Bugün TBMM’yi oluşturan parlamenterlerin büyük çoğunluğunun, askerlerin iki dudağı arasından çıkan Danışma Meclisi üyelerinden çok farkı yok. Sadece 5 generalin yerini, 5 siyasi parti genel başkanı almış durumda.

22 Temmuz’da sandıktan çıkan irade, millete büyük oranda kendi temsilcisini “seçtiren” değil, daha önce seçilmişleri “tasdik” ettiren, siyasi partiler ve seçim yasası’nın, partilerin genel başkanları ve ekiplerine tanıdığı iradedir.

Kendimizi aldatmayalım.

Bu Anayasa tartışmalarında, ortaya çıkacak olan tüm taslakları “sivil”, “demokratik” ve “meşru” kılacak olan, hazırlayanlar kadar, “tümüyle” milletin iradesiyle seçilmiş parlamenterlerin varlığıdır. 2 gün sonra yemin edecek olan “milletin” vekillerinin, vicdanlarıyla baş başa kaldıklarında, gerçekte nasıl seçildiklerini, TBMM’de en çok neyi “temsile” zorlanacaklarını düşünmeleri gerekecektir.

Gerçek bir sivil anayasa yapmak istiyorsanız, her şeyin sivil-demokratik olması zorunludur. Her anlamda halka güvenen, halkın oyunu, sadece genel seçim sandığında değil, parti içi bütün seçim süreçlerinde başvurulacak ana irade olarak kabul edenlerin bir mesafe katetme şansları vardır.

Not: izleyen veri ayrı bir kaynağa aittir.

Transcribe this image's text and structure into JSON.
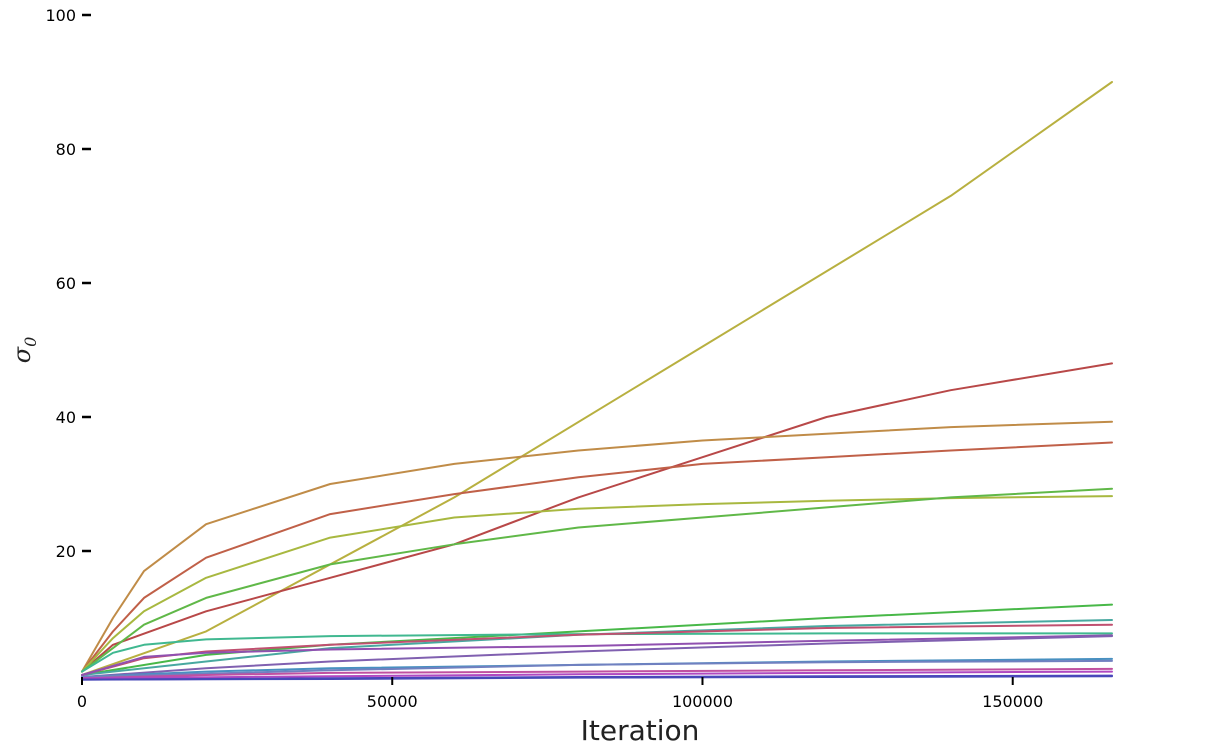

Türkiye’de ve Avrupa Birliği içinde mevcut sistemden beslenen tüm güç odakları, bu temel sorunsalı, tümüyle "demokratik meşruiyeti" hiç dert edinmemektedir. Hatta o kadar ki bunu sürekli kılan ve siyasi partileri dönüştükleri küçük krallıklardan kurtaracak, hiçbir “yasal” değişiklik talep dahi edilmemektedir.

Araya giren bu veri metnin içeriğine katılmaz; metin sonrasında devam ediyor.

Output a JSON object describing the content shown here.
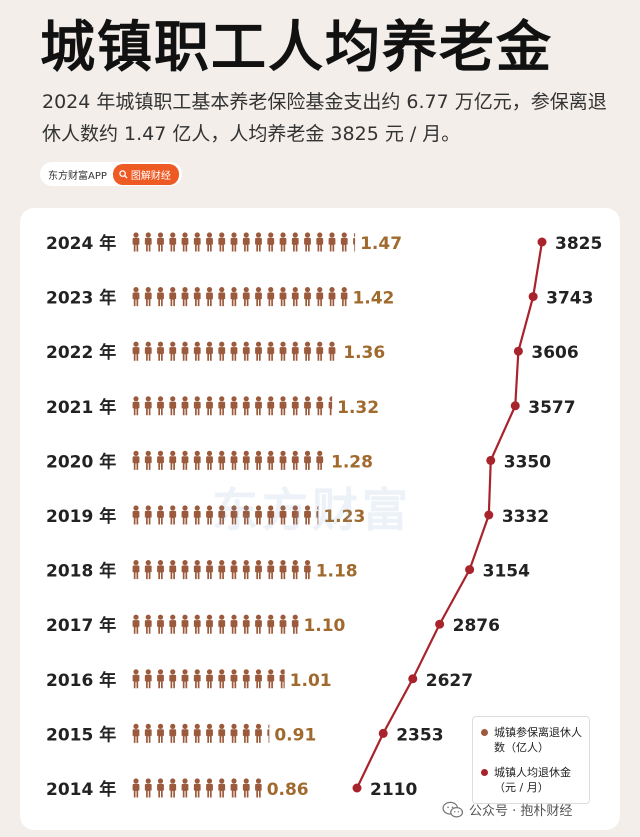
{
  "title": "城镇职工人均养老金",
  "subtitle": "2024 年城镇职工基本养老保险基金支出约 6.77 万亿元，参保离退休人数约 1.47 亿人，人均养老金 3825 元 / 月。",
  "source": {
    "app": "东方财富APP",
    "tag": "图解财经"
  },
  "watermark": "东方财富",
  "footer": "公众号 · 抱朴财经",
  "colors": {
    "people": "#9c5a3c",
    "people_label": "#a06a2e",
    "line": "#a8232b"
  },
  "chart_data": {
    "type": "bar",
    "title": "城镇职工人均养老金",
    "categories": [
      "2024 年",
      "2023 年",
      "2022 年",
      "2021 年",
      "2020 年",
      "2019 年",
      "2018 年",
      "2017 年",
      "2016 年",
      "2015 年",
      "2014 年"
    ],
    "series": [
      {
        "name": "城镇参保离退休人数（亿人）",
        "chart": "pictogram-bar",
        "values": [
          1.47,
          1.42,
          1.36,
          1.32,
          1.28,
          1.23,
          1.18,
          1.1,
          1.01,
          0.91,
          0.86
        ],
        "labels": [
          "1.47",
          "1.42",
          "1.36",
          "1.32",
          "1.28",
          "1.23",
          "1.18",
          "1.10",
          "1.01",
          "0.91",
          "0.86"
        ]
      },
      {
        "name": "城镇人均退休金（元 / 月）",
        "chart": "line",
        "values": [
          3825,
          3743,
          3606,
          3577,
          3350,
          3332,
          3154,
          2876,
          2627,
          2353,
          2110
        ],
        "labels": [
          "3825",
          "3743",
          "3606",
          "3577",
          "3350",
          "3332",
          "3154",
          "2876",
          "2627",
          "2353",
          "2110"
        ]
      }
    ],
    "legend": [
      {
        "label": "城镇参保离退休人数（亿人）",
        "color": "#9c5a3c"
      },
      {
        "label": "城镇人均退休金（元 / 月）",
        "color": "#a8232b"
      }
    ]
  }
}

Türkiye’nin her şeyden önce “sivil” ve “demokratik” bir siyasi partiler yasasına ihtiyacı vardır. Sivil Anayasa, ancak bundan sonra mümkündür. Yoksa genel başkanların ve kurdukları ekiplerin elemesiyle oluşmuş bir parlamentonun yaptığı Anayasa’nın demokratik “meşruiyeti” ve kimi “temsil” ettiği her zaman tartışmalı olacaktır.

Anayasal düzeyde sağlanacak güvenceyle, partilerimizi milletin iradesinin kayıtsız ve şartsız egemen olduğu yapılara dönüştüremediğimiz sürece, adı “cumhuriyet” olan, aslında siyasi partileri küçük krallıklara dönüşmüş bir Türkiye’de yaşamaya mahkum olacağız.

AKP veya başka bir partinin önerisi olsun, şu anda tartıştığımız “Sivil Anayasa” iktidar seçkinlerinin sınırlı “vizyon”unu yansıtmaktan ileri gidemeyecektir. Tümüyle milletin iradesi ve çoğulcu yapısının “temsil” edildiği bir yapının hala çok uzağındayız. Ve kurucu irade düzeyinde bu Anayasa’nın da “meşruiyeti” her zaman tartışma konusu olacaktır.